Mutawa, who has multiple advanced degrees from U.S. universities and worked as a clinical psychologist in New York, spends time in both the United States and Kuwait. He describes himself as "a part-time New Yorker" with lots of back and forth.

"I wanted to build something that made a difference," he said about what inspired the comics. "I also have five boys, and I wanted to make a living."

Mutawa said the comics explore shared values more than individual religious experiences and create what he calls "an alternative universe where kids feel glad where they are."

The comics are printed in eight languages, including Arabic and English, and are for sale across the Middle East as well as China, India and the United States.

"The 99" can be found online and already has spun off a theme park in Kuwait. Mutawa said he is about ready to announce the U.S. release of an animated version, with word expected soon from a well-known American distributor.

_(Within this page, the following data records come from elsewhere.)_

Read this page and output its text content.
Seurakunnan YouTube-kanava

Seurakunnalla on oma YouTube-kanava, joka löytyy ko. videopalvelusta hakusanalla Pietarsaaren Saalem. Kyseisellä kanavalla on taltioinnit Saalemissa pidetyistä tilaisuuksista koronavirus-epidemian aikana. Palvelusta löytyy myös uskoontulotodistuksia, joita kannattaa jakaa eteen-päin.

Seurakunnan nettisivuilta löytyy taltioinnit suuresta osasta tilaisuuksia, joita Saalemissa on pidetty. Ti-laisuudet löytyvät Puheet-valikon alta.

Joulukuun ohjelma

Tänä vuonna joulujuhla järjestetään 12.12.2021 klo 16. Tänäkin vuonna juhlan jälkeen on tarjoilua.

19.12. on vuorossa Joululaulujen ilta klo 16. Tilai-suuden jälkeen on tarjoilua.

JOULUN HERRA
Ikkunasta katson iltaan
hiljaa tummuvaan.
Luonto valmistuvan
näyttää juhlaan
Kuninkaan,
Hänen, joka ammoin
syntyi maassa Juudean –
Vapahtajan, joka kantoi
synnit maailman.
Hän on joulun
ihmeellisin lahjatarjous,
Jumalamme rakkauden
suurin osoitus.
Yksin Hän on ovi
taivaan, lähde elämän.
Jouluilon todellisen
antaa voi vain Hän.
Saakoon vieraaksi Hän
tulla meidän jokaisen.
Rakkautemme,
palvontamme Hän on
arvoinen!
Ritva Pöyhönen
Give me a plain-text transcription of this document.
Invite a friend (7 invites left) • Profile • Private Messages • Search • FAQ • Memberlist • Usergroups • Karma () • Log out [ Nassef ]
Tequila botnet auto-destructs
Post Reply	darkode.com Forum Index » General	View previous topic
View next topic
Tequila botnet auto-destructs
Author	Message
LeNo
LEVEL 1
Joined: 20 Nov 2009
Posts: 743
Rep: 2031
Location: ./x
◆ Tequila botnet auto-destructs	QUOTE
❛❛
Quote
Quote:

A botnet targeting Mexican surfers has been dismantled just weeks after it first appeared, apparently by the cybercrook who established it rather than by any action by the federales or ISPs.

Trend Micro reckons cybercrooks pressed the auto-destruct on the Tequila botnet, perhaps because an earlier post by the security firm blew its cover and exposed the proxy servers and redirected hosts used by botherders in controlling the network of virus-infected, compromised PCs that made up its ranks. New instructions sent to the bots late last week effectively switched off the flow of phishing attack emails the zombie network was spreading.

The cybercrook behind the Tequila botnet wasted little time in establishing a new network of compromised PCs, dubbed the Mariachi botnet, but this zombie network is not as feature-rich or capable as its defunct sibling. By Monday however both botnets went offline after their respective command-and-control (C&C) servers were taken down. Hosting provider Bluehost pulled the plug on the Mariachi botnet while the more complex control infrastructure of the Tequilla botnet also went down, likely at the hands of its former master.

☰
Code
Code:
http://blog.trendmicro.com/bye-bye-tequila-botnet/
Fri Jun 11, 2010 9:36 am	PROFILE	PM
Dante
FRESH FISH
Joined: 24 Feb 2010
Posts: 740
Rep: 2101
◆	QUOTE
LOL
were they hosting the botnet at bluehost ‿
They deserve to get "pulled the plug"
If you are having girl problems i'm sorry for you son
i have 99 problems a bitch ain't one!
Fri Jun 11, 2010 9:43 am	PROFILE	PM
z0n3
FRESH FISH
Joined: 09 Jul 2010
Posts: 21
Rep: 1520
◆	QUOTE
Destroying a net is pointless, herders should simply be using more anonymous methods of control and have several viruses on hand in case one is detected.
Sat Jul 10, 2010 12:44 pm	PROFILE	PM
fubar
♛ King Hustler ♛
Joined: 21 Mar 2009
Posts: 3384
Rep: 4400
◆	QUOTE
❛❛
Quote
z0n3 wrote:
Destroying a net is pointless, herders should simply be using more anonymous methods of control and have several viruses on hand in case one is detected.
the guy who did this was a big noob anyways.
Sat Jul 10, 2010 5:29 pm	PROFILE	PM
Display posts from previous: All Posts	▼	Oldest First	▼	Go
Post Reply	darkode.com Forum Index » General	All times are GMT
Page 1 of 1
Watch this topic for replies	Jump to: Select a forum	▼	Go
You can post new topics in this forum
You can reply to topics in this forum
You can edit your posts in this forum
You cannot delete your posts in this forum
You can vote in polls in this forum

"The animation series will be announced next week. We will be in your living room. We'll be in your living room, and you're going to want to watch it,"
Mutawa said between interviews and congratulations. "Because it is fun, it is exciting, it is top animation quality. The characters are from 99 countries, including the U.S.

"They are all heroes, they work together to make the world a better place, and that's the way it should be."

Mutawa said he "melted into his seat and felt I couldn't move" when Obama said his name. "I was very proud. I was also very humbled."

A recent issue of "The 99" is set in the Philippines, where an international relief agency is under attack by Death Merchant. With plenty of action -- and blazing color and "THWOOM" and "KA-POW" -- the superheroes fight the bad guys and also talk up contemplation, spiritual growth and even the importance of mathematics. In his "Naif's Notes" at the end of the comic, Mutawa drives home his teamwork message.

"Working together is the ultimate key to success for each member of the 99," Mutawa writes. "However, like us, the members of the 99 need to be constantly reminded of this lesson. ... When people work with and help each other, the world is always a better place."

The White House seems to be keeping up with "The 99."

"After my speech in Cairo, he [Mutawa] had a similar idea," Obama said Monday. "So in his comic books, Superman and Batman reached out to their Muslim counterparts. And I hear they are making progress."